To be nonjudgmental and patient with yourself, you need a healthy inner relationship. To nurture this inner relationship, try this seven-step Focusing-oriented process to restore inner peace when you get triggered. You can also use it to celebrate and savor good feelings, or to clear the air before bed.

In the end, you can’t separate your inner relationship from all the other items on this list.
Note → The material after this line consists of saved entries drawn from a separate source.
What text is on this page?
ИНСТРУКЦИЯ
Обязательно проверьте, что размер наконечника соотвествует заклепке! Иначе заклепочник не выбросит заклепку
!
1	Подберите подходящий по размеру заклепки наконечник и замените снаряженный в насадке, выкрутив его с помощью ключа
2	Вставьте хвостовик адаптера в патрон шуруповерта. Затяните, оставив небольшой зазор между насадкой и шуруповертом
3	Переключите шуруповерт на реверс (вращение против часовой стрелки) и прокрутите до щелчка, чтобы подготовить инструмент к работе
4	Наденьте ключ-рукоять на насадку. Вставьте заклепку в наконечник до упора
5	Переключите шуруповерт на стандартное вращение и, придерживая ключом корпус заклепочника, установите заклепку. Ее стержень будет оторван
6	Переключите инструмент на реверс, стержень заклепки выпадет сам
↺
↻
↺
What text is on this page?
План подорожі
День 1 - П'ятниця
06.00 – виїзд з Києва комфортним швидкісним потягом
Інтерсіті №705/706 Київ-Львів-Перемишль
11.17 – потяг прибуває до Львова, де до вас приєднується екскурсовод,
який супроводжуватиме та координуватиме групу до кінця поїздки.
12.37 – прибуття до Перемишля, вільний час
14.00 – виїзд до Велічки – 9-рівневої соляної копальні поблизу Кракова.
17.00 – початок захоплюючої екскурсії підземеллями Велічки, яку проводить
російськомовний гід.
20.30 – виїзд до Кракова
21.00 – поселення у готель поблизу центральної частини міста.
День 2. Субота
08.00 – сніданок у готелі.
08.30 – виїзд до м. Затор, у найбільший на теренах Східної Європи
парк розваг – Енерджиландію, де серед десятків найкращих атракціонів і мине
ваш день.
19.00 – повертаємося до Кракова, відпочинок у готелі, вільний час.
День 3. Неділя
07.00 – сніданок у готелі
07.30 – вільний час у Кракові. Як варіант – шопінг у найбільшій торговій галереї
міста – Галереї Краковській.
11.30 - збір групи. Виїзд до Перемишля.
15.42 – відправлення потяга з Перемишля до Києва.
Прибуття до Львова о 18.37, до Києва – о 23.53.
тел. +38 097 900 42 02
It affects, and is affected by, your personal infrastructure, your ability to self-regulate, your spiritual connection, your spiritual practice, and your intent…like a web.

7—To nurture a healthy inner relationship, you may need support to develop new skills and awareness and to experience a new way of being.

HSPs have several reasons for seeking one-to-one support. You may be experiencing temporary situational overwhelm. Or, at the other end of the continuum, you may be sturdy and happy, and you simply want to go deeper, exploring the playground of your inner world.

For many HSPs, though, one-to-one work is a way to cultivate a better inner relationship—to overcome chronic shame, self-doubt, and anxiety. Working one-to-one, you can leverage your environmental susceptibility in a positive way.

It’s well known that HSPs are affected more by negative relational environments: that’s likely where you developed shame and anxiety in the first place. Fortunately, the opposite is also true. In a nurturing, safe relationships—both professional and personal— you can begin to create a better inner relationship. Because your inner world is always with you, changing it transforms your experience of life.

Circling back to your intent

As we’ve seen, these skills, structures, and practices form a web. Each strengthens or weakens the others by its own strength or weakness. Without good self-care, healthy routines, and a positive inner relationship, you will find it far more difficult to achieve the critical mass of intentionality you need to look at painful beliefs, change long-standing habits, and heal old pain and trauma.

However, you have to start somewhere…and your intent is the single most important element in the change process. Whatever shape you are in, whatever your circumstances, there will come a point where you have to make up your mind that you can make changes, that you want to make changes, and that you will make changes.

Then, even if you have no idea how to go about it, you can humbly ask the powers that be for help. Prayer—by which I simply mean saying, “Help!” to whoever might be out there listening—is the bridge between you and achieving what may appear impossible from your current vantage point.

In other words, it’s fine to be clueless. You don’t have to know how to get from Point A to Point B. In fact, believing you have to know what to do next is one of the biggest blocks to forward motion. You just have to cultivate a strong, clear intent and be willing to ask for help. This is your key to create a sustainable life as an HSP.